My son got married in Feb 2005. He and his wife lived in the parental home for 27 months and did not contribute to any bills as my son paid the interest on the mortgage (250K) on the Buy to let property, whilst I paid interest on the mortgage on my own home. His wife is well educated with good earning potential, only worked sporadically. In 2009 she chose to resign from work and stay at home whilst continuing to spend without consideration. She did not bring anything into the marriage, made no contribution towards the purchase or renovation of the property and was not working at the time the property.
Including interest paid on mortgage of my home, I have invested over 200K whilst my son put in 27k and paid the interest on the loan on the BUY TO LET property in which she has lived with my son for 4 yrs.
My son and his wife moved into the property in 2007 and split up in 2011. I have taken over possession of the property and rented it out. Now my son’s wife is now claiming that she has made equal contributions towards the purchase and renovation of the house whilst acknowledging that I have an interest in the property which is now worth around 500k. And is claiming that my son has 50% equity on the property, she is entitled to half of his share and a share of his pension, is suffering from depression and anxiety as a result of which she cannot work and is claiming maintenance.
Any advice/information welcomed and appreciated on (1) dealing with share of interest in the property, (2) case law relevant the situation described (3) pension sharing and (4) maintenance on a short (under 7 yrs) childless marriage. Thank you
I will try and deal with the question of beneficial interest.
The first thing a solicitor would do is to have a look at the title deeds.
You say you are joint owners, but ideally your respective interests in the property should be spelled out. Not to do so could give rise to disputes later.
You need to understand that any claim by your daughter in law can only relate to his share, not yours.
Over time, the Courts have used a number of principles with strange sounding names like proprietary estoppel, constructive trusts and resulting trusts. If you think that sounds like a mouthful, you’re right. But the general idea is that it can be possible ( for example ) for someone who is not a legal owner of the FMH to establish an interest in it by making a contribution towards the deposit, helping out with the mortgage payments, financing improvements to the property and so on ad infinitum. Or, alternatively, if the parties have shares in the FMH of 50%, it could perhaps be altered to 60/40 or some other figure.

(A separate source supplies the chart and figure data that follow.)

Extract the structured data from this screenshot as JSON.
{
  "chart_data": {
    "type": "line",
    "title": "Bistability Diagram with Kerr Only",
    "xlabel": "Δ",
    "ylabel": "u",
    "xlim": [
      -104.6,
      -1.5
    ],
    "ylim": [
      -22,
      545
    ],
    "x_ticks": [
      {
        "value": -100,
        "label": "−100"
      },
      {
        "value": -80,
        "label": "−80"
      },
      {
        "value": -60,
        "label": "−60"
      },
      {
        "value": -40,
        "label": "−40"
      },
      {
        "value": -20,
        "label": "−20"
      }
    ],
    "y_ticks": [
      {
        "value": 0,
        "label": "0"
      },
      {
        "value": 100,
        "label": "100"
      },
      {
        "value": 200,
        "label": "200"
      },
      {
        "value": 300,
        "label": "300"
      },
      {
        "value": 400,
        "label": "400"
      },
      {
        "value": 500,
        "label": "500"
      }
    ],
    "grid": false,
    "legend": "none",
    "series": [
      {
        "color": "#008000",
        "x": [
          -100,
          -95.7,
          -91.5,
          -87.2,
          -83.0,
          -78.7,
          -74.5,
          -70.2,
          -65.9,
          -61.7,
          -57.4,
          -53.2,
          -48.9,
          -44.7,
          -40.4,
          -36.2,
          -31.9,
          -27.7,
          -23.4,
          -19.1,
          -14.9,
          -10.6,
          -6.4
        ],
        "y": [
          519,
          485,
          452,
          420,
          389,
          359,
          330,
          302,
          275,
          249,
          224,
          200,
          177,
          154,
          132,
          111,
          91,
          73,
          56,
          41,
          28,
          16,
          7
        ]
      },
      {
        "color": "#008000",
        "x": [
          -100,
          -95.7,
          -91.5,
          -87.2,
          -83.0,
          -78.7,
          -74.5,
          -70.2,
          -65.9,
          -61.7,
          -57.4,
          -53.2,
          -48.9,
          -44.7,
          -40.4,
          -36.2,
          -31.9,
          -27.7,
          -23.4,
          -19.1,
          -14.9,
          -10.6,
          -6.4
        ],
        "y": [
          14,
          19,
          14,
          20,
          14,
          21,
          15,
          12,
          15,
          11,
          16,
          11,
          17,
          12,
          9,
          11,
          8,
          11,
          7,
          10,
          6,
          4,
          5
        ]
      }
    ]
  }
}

As a general rule of thumb :
· Where one party is the sole owner of the property, the starting point is exactly that – the owner has 100% rights;
· Where the property is jointly owned the starting point is that the parties own in equal shares.
· If the deeds say that one party owns, say 75% and the other 25% then that is what their shares will be.
· If either party wishes to displace these basic rules the onus is on him/her to demonstrate why.
This is usually achieved by establishing contributions, for example, providing part of the initial deposit, helping with the mortgage, improving the property and so on – but not contributing to household expenses.
So, for example, in Kernott v Jones, the property that was the subject of the dispute started out by being owned jointly. But the Supreme Court decided that Ms Jones was entitled to 90%. The facts of this case were, almost certainly, not typical. But it demonstrates that it can be done.
So you need to approach this in stages, I think.
As a first step you need to ascertain what the deeds say about your respective interest. As I said, your share, whatever it may be, is beyond her reach.
I''m a bit concerned about what you say about your daughter in law suffering from depression, but the fact remains depression can be treated. Normally she should not expect to get much out of a short childless marriage. Case law is almost useless because no two cases are the same.
You do need legal advice, I''m afraid.
I would also say that when I was advised to go for a hearing for a declaration of trust the example that my barrister at the time gave me was one of asian families who often had small businesses and transferred them to their children and invested money into them.
Often when there is a divorce apparently in those communities a hearing is held to establish that the divorcing spouses family are the real owners of the assets involved which will in time form part of an inheritance.
Personally I do not know of the case law but I do understand the principle of equity and trust. I also believe that what my family barrister said was correct as that specific barrister had been involved with similar cases.
Hopefully there will be someone on here that can shed light on case law but I can confirm that in the past their have been many discussions on applying for declarations of equity and a good place for you to start would be an intitial consultation either with a good trust lawyer or a good family lawyer.